Por José Miguel Ángeles de León [1]

 

La impersonalidad y el dualismo personalista, según Esposito

 

Aunado a la deconstrucción nietzscheana del dispositivo de la persona desde la re-lectura genealógica de la historia europea a partir del papel del cuerpo, Esposito coloca a Freud y a su categoría de inconsciente. Esposito considera que la obra freudiana Psicopatología de la vida cotidiana versa por entero “en torno a la dialéctica entre la persona y lo impersonal, en una forma que hace del uno, contemporáneamente, el contenido y la negación de la otra” (2011: 37). Según Esposito, la conclusión a la que llega Freud en este texto es que “la individuación de un fondo impersonal en lo que estamos acostumbrados a definir como personalidad, en un intercambio vertiginoso entre identidad y alteridad, entre propiedad y ajenidad (2011: 39)” y considera que lo propio de la experiencia cotidiana es la superposición “enigmática” que en ella se determina entre “persona e impersona”, siendo el inconsciente lo impersonal, es decir “lo otro” (alteridad) y “lo ajeno”.

La vida cotidiana es la no-persona, el influjo personal que altera su perfil y amenaza su máscara, no destituyéndola del todo, sino apoderándose de sus propias fuerzas y dirigiéndolas contra ella. Freud no ocluya el inquietamente elemento de esta dialéctica que impulsa a la persona hacia su exterioridad impersonal o proyecta a esta dentro de aquella. Las fuerzas ocultas que asechan la autonomía de la persona surgen de su propio interior, son al mismo tiempo el producto y su impugnación, el resultado y su mentís (Esposito, 2011: 39).

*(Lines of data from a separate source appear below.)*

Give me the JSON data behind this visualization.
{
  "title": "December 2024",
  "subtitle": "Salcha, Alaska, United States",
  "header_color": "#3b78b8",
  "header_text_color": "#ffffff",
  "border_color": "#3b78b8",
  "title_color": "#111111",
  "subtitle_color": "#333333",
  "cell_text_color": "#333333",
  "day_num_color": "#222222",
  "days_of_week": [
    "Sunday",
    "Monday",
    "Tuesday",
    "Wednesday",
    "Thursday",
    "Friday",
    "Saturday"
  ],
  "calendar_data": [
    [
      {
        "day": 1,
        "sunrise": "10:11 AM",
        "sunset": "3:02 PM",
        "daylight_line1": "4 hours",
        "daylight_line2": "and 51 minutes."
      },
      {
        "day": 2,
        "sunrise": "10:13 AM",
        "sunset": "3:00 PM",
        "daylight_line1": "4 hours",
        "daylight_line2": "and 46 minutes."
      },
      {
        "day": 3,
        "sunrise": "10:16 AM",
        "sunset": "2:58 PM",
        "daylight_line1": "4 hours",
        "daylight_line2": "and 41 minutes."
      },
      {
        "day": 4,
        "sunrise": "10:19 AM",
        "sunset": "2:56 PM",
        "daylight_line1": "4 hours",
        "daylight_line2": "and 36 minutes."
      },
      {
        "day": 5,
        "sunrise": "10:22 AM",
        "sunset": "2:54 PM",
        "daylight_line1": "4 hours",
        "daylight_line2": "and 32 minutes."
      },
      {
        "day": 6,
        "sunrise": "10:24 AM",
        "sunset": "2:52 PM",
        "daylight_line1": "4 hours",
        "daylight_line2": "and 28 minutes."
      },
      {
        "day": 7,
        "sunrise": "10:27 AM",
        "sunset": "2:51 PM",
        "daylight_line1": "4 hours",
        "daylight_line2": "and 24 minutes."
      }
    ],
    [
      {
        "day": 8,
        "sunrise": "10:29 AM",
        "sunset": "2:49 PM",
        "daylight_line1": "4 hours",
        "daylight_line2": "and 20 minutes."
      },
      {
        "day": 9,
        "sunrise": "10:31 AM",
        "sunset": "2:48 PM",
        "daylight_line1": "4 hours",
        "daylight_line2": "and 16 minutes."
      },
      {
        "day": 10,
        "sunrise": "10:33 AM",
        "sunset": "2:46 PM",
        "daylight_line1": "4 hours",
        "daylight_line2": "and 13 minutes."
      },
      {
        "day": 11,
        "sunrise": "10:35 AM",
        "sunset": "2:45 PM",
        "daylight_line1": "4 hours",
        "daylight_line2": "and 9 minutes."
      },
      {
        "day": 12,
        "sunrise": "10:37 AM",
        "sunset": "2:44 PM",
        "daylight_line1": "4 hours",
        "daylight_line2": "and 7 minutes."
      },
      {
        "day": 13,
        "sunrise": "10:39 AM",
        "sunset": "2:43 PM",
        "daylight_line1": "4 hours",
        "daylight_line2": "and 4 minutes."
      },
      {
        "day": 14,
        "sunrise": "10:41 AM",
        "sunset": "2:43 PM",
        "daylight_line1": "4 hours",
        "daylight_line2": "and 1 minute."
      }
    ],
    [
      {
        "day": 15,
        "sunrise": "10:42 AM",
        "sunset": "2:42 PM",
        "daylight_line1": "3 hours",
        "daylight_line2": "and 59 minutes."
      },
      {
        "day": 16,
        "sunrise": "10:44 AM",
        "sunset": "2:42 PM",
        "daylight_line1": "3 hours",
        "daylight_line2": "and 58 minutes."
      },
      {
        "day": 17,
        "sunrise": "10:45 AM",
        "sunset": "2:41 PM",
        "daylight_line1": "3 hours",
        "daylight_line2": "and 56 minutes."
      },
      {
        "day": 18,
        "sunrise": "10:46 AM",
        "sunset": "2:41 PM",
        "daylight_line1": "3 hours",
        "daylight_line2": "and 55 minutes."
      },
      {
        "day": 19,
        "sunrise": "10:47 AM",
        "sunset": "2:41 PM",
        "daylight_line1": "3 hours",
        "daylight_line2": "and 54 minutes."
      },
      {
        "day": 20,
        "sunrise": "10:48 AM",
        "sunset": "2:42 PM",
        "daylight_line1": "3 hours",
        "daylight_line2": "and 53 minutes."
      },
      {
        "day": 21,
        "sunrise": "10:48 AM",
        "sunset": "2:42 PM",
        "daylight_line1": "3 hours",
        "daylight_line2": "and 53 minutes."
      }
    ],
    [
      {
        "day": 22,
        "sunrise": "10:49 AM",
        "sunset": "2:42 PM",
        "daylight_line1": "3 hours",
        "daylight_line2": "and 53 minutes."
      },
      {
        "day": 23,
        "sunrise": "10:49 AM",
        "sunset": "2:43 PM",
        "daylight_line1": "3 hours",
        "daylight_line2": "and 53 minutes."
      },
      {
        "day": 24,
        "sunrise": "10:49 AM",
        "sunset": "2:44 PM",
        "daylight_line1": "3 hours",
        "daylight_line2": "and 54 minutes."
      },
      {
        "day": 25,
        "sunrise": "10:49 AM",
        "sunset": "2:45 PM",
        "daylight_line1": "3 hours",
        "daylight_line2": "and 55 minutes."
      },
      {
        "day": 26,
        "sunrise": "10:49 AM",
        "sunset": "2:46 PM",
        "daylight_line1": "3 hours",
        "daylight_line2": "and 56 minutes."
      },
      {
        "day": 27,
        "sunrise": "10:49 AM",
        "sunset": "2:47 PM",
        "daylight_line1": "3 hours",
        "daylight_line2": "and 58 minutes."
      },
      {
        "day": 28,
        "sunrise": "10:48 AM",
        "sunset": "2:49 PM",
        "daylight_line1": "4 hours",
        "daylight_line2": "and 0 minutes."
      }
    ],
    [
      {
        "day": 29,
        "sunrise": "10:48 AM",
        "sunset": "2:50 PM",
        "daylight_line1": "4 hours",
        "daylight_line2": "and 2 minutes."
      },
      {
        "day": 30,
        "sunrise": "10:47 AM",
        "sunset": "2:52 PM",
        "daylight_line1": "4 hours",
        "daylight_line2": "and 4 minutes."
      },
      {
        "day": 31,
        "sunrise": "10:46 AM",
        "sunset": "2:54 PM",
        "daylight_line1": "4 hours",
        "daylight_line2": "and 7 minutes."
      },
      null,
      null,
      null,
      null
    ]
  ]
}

            Y así, Esposito concluye que existen fuerzas impersonales (“lo otro”, la “diferencia”), que desde el dispositivo de la persona necesitan ser controladas por la razón, lo que es imposible cuando “la persona, enferma o sana, se halla investida por una corriente psíquica heterogénea, que perturba su comportamiento” (2011: 40). Esto implica entonces, cree Esposito, que pese a lo que consideró la filosofía moderna, “los límites, aparentemente infranqueables, del sujeto personal quedan entonces abiertos”. Así es como con el dato freudiano del inconsciente, entendido como aquello “otro” que no puede ser “sometido” por la razón y que no depende tampoco de la voluntad, se mostraría que la escisión entre mente y cuerpo propia del dispositivo de la persona es falsa, pues, según esta teoría, el inconsciente es constitutivo de un cuerpo que, empero, no se posee, mostrando así que la verdadera individuación es impersonal, es decir, siempre es “otro”, siempre es alteridad.

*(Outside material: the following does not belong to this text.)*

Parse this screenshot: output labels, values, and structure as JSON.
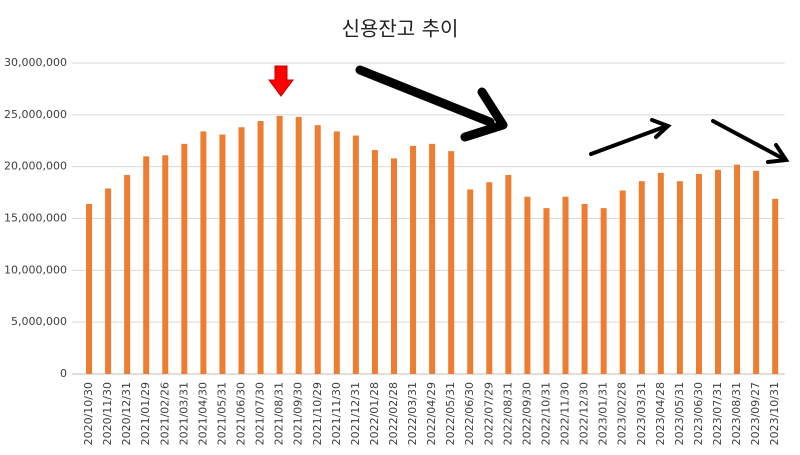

Por último, para defender la idea de lo impersonal, Esposito alude a Weil, quien afirma que “La noción de derecho arrastra naturalmente tras de sí, por vía de su propia mediocridad, a la persona, porque el derecho es relativo a las cosas personales” (2011: 41-42), con lo que considera Esposito que “capta el punto central de la cuestión: persona y derecho (…) se unen en la doble toma de distancia de la comunidad de los hombres y del cuerpo de cada uno de ellos” (2011: 41-42). Esposito aclara que en lo relativo a la comunidad de los hombres, el derecho de la persona sólo se la alcanza mediante una justicia “capaz de anteponer el compromiso de la obligación hacia los otros” y no mediante un “dispositivo jurídico que funciona excluyendo precisamente a todos aquellos que quedan fuera de sus categorías, a partir de aquella, sólo en apariencia universal, de persona” (2011: 41-42). Y continúa argumentando que lo propio del derecho romano es incluir en el dispositivo de la persona sólo a aquellos que posean. Y, por lo tanto, aquellos que “no posean”, pueden ser degradados a la condición de cosa. Esto, considera Esposito siguiendo a Weil, es lo propio de una línea que puede ser trazada desde el Imperio Romano, pasando por Luis XIV y Napoleón, hasta Hitler. Tal degradación de lo humano a cosas, según Esposito, es lo propio de la esclavitud, quien considera que, si bien fue abolida a mediados del siglo XIX, subsiste en nuestros tiempos en formas como la prostitución forzada o el trabajo infantil.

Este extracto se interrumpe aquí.